Electric vehicles include a battery for powering an electric drive system. The battery can include multiple battery cells that are rechargeable by a DC voltage. For plug-in electric vehicles, the local electrical grid is used for recharging the battery when the vehicle is not being driven. Because most electrical grids provide a three-phase AC voltage, however, power from the local electrical grid must first be converted into a suitable DC voltage.

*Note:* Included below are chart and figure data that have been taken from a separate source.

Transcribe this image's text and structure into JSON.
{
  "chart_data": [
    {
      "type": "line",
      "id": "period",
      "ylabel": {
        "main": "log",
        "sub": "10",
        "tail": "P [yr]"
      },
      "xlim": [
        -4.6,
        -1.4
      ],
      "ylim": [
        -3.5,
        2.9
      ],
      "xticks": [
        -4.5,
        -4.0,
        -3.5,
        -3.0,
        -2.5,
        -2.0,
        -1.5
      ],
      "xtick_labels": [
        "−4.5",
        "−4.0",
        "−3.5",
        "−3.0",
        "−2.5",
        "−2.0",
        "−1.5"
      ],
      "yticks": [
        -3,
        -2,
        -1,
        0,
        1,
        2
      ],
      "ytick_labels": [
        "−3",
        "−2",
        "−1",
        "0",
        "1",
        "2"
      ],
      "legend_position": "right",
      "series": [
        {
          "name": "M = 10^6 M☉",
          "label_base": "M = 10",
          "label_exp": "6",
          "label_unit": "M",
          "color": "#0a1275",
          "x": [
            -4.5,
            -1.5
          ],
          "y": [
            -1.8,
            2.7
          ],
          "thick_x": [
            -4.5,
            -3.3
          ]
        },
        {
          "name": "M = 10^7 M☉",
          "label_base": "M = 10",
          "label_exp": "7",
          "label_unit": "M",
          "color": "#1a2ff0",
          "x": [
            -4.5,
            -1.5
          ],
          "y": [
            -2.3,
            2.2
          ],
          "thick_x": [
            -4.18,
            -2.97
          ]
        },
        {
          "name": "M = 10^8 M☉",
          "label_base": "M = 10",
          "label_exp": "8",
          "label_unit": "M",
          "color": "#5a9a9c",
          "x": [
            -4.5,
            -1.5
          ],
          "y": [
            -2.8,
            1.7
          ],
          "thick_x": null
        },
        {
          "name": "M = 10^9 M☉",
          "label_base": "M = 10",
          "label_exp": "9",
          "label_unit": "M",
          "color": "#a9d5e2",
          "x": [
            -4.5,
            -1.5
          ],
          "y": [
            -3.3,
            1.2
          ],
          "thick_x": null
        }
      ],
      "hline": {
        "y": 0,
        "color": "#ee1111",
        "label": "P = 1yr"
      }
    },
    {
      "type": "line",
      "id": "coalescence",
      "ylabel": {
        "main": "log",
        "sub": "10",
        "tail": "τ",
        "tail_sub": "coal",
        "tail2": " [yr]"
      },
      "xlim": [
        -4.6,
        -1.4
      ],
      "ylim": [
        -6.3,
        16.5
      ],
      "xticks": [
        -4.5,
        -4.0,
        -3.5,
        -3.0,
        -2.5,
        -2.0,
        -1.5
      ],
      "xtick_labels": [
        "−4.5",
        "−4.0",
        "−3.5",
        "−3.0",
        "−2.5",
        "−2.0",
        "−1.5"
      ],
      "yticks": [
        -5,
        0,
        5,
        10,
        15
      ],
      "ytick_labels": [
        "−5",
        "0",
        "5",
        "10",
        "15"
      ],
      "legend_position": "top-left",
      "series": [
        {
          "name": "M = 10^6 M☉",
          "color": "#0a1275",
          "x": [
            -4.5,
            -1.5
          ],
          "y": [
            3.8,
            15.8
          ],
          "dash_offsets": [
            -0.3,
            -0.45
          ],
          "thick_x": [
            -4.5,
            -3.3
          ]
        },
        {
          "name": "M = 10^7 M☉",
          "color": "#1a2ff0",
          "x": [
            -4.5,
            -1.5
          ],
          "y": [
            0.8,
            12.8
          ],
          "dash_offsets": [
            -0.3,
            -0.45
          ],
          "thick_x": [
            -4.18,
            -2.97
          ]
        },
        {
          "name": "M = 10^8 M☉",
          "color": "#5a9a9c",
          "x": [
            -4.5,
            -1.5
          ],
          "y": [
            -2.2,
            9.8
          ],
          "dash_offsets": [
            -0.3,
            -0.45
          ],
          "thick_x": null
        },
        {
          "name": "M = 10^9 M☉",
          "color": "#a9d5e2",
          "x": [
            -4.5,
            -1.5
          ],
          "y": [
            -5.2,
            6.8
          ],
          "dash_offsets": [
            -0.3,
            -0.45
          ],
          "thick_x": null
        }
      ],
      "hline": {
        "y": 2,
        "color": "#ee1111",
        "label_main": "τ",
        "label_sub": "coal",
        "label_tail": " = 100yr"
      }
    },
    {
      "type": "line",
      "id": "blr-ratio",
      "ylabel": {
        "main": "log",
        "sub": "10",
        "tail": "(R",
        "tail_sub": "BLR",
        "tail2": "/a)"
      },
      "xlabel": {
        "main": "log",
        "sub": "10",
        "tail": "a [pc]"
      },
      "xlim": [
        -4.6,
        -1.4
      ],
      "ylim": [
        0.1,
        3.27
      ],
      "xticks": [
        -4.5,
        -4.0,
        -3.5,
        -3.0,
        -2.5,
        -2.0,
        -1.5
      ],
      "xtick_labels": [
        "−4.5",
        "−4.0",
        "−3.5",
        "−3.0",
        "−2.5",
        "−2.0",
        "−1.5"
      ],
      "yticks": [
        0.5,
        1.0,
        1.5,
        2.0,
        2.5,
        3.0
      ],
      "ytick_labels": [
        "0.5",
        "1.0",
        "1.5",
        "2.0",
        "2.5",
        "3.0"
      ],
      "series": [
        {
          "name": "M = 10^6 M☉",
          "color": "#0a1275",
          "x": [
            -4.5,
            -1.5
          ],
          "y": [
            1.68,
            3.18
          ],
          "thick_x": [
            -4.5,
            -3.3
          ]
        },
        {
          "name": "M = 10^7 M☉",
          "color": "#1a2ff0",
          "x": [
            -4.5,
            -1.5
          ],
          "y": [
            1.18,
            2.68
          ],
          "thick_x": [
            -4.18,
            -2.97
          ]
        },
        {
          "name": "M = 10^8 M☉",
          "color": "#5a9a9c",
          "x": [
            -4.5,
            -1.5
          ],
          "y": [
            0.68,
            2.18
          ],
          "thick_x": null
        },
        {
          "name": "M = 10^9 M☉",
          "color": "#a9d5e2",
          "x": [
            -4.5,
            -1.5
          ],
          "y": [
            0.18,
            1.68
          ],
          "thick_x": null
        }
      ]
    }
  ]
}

A variety of circuits exist for converting a three-phase AC voltage into a DC voltage. One known circuit is illustrated in FIG. 1 and includes a first stage converter and a second stage converter. The first stage converter receives a DC voltage from a front end rectifier (not shown) and outputs to a DC link capacitor, while the second stage converter provides galvanic isolation for the circuit. The first stage converter in this circuit is a dual-active-bridge (DAB) converter. In operation, its DC input is inverted by a primary-side bridge and rectified by a secondary-side bridge. The DAB converter is typically operated by a controller to regulate the magnitude of the DC output in accordance with battery charging requirements.
In some applications, it is desirable to implement a single stage design. In practice however local electrical grids can provide an unbalanced three-phase AC voltage. If not corrected, an unbalanced voltage can cause voltage distortions or current ripple in the DC output, which may be harmful to the battery during recharging. Existing single stage designs however are poorly suited for applications in which the local electrical grid is unbalanced. Accordingly, there remains a continued need for an improved single stage control circuit for recharging vehicle batteries, and in particular, a single stage control circuit including a DAB converter.